Server Cloak is an Intrusion Prevention System that works with windows firewall developed to protect windows servers from attacks that are intended to hack the server or provide any operational damage.
By keeping eye on event logs in windows event viewer and sniffing system's network activities Server Cloak capture and log any failed/denied inbound calls from IPv4 as well as IPv6.
Once the calls reaches its limit, the service immediately tells windows firewall to block the attacking IP by adding a denial inbound firewall rule.
Server Cloak verifies and keep windows firewall enabled all the times.

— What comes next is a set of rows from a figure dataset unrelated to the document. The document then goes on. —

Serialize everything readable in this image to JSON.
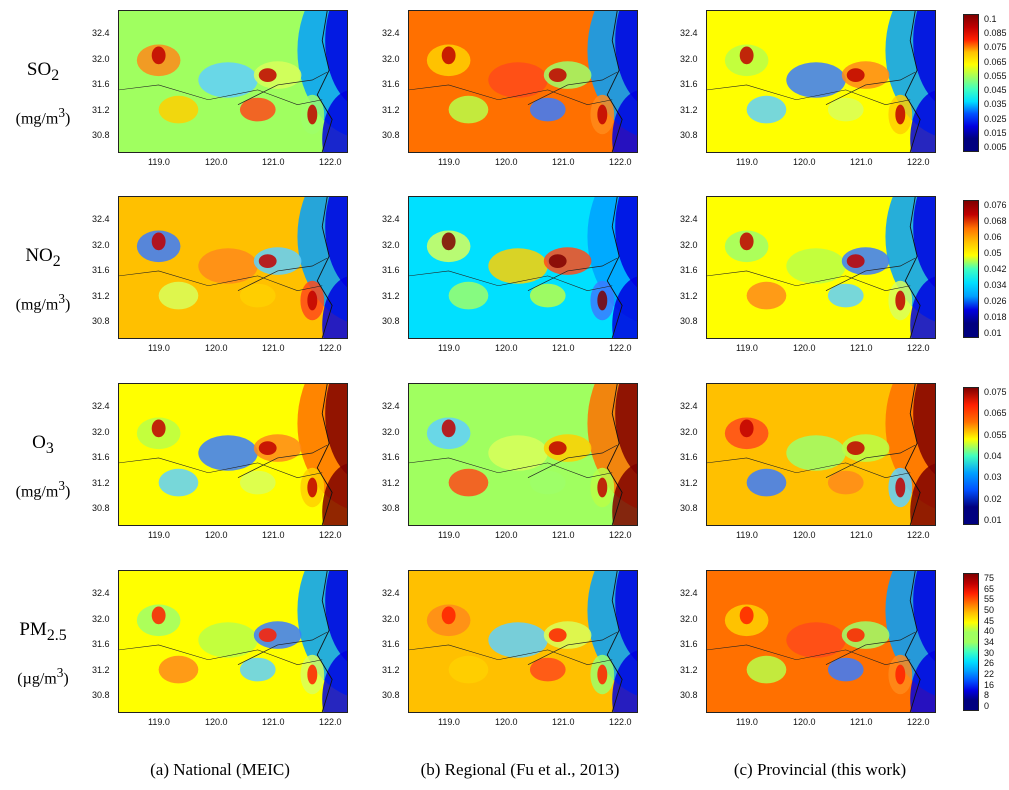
{
  "rows": [
    {
      "species_main": "SO",
      "species_sub": "2",
      "unit_main": "(mg/m",
      "unit_sup": "3",
      "unit_end": ")",
      "cbar_labels": [
        "0.1",
        "0.085",
        "0.075",
        "0.065",
        "0.055",
        "0.045",
        "0.035",
        "0.025",
        "0.015",
        "0.005"
      ]
    },
    {
      "species_main": "NO",
      "species_sub": "2",
      "unit_main": "(mg/m",
      "unit_sup": "3",
      "unit_end": ")",
      "cbar_labels": [
        "0.076",
        "0.068",
        "0.06",
        "0.05",
        "0.042",
        "0.034",
        "0.026",
        "0.018",
        "0.01"
      ]
    },
    {
      "species_main": "O",
      "species_sub": "3",
      "unit_main": "(mg/m",
      "unit_sup": "3",
      "unit_end": ")",
      "cbar_labels": [
        "0.075",
        "0.065",
        "0.055",
        "0.04",
        "0.03",
        "0.02",
        "0.01"
      ]
    },
    {
      "species_main": "PM",
      "species_sub": "2.5",
      "unit_main": "(µg/m",
      "unit_sup": "3",
      "unit_end": ")",
      "cbar_labels": [
        "75",
        "65",
        "55",
        "50",
        "45",
        "40",
        "34",
        "30",
        "26",
        "22",
        "16",
        "8",
        "0"
      ]
    }
  ],
  "columns": [
    {
      "title": "(a) National (MEIC)"
    },
    {
      "title": "(b) Regional (Fu et al., 2013)"
    },
    {
      "title": "(c) Provincial (this work)"
    }
  ],
  "lat_ticks": [
    "32.4",
    "32.0",
    "31.6",
    "31.2",
    "30.8"
  ],
  "lon_ticks": [
    "119.0",
    "120.0",
    "121.0",
    "122.0"
  ],
  "colors": {
    "scale": [
      "#00007f",
      "#0000e0",
      "#0050ff",
      "#00a0ff",
      "#00e0ff",
      "#40ffc0",
      "#a0ff60",
      "#ffff00",
      "#ffc000",
      "#ff7000",
      "#ff2000",
      "#c00000",
      "#7f0000"
    ]
  }
}
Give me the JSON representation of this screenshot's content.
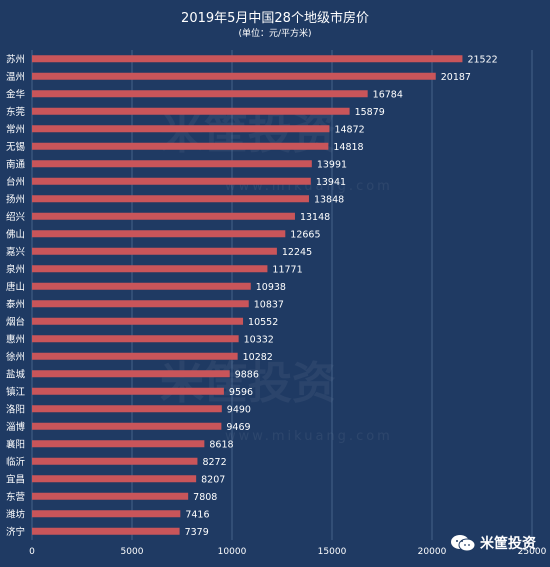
{
  "chart_data": {
    "type": "bar",
    "orientation": "horizontal",
    "title": "2019年5月中国28个地级市房价",
    "subtitle": "(单位：元/平方米)",
    "categories": [
      "苏州",
      "温州",
      "金华",
      "东莞",
      "常州",
      "无锡",
      "南通",
      "台州",
      "扬州",
      "绍兴",
      "佛山",
      "嘉兴",
      "泉州",
      "唐山",
      "泰州",
      "烟台",
      "惠州",
      "徐州",
      "盐城",
      "镇江",
      "洛阳",
      "淄博",
      "襄阳",
      "临沂",
      "宜昌",
      "东营",
      "潍坊",
      "济宁"
    ],
    "values": [
      21522,
      20187,
      16784,
      15879,
      14872,
      14818,
      13991,
      13941,
      13848,
      13148,
      12665,
      12245,
      11771,
      10938,
      10837,
      10552,
      10332,
      10282,
      9886,
      9596,
      9490,
      9469,
      8618,
      8272,
      8207,
      7808,
      7416,
      7379
    ],
    "xlim": [
      0,
      25000
    ],
    "xticks": [
      0,
      5000,
      10000,
      15000,
      20000,
      25000
    ],
    "grid": "vertical",
    "colors": {
      "bar": "#c9555a",
      "background": "#1f3a63",
      "grid": "#5f7ea3"
    }
  },
  "watermark": {
    "text": "米筐投资",
    "url": "www.mikuang.com"
  },
  "brand": {
    "label": "米筐投资",
    "icon": "wechat-icon"
  }
}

With having intrusion detection and prevention system enabled and firewall defense system for windows Server Cloak protects the following windows features
- Active Directory
- Mail Server
- Microsoft Sql Server
- File Transfer Protocol
- Remote Desktop Protocol - ServerCloak capture the IP address even when Event ID 4625 is missing source IP
- File Maker
- Windows Security
- Routing and Remote Access
- Windows Firewall if firewall got disabled, Server Cloak re-enables it within minutes
Supported Operating Systems
Windows 7 or later. Developed and tested on Windows 8.1
Windows Server 2008 R2 or later. Tested and deployed on Windows Server 2008 R2 & Windows Server 2012 R2 based production servers
Note : Windows Server 2008 is based on Windows Vista so Server Cloak is not compatible with Windows Server 2008 (non-R2 version), whereas it is fortunate that Windows Server 2008 R2 is based on Windows 7, I've tried and tested Server Cloak on Windows 2008 R2 and is fully compatible.
Microsoft .Net Framework 4.5, Latest version available here
1Ghz higher multi-core CPU, Intel Dual Core or better
Windows firewall must be enabled, If not enabled Server Cloak will try to enable windows firewall automatically.
Previous version is available on github.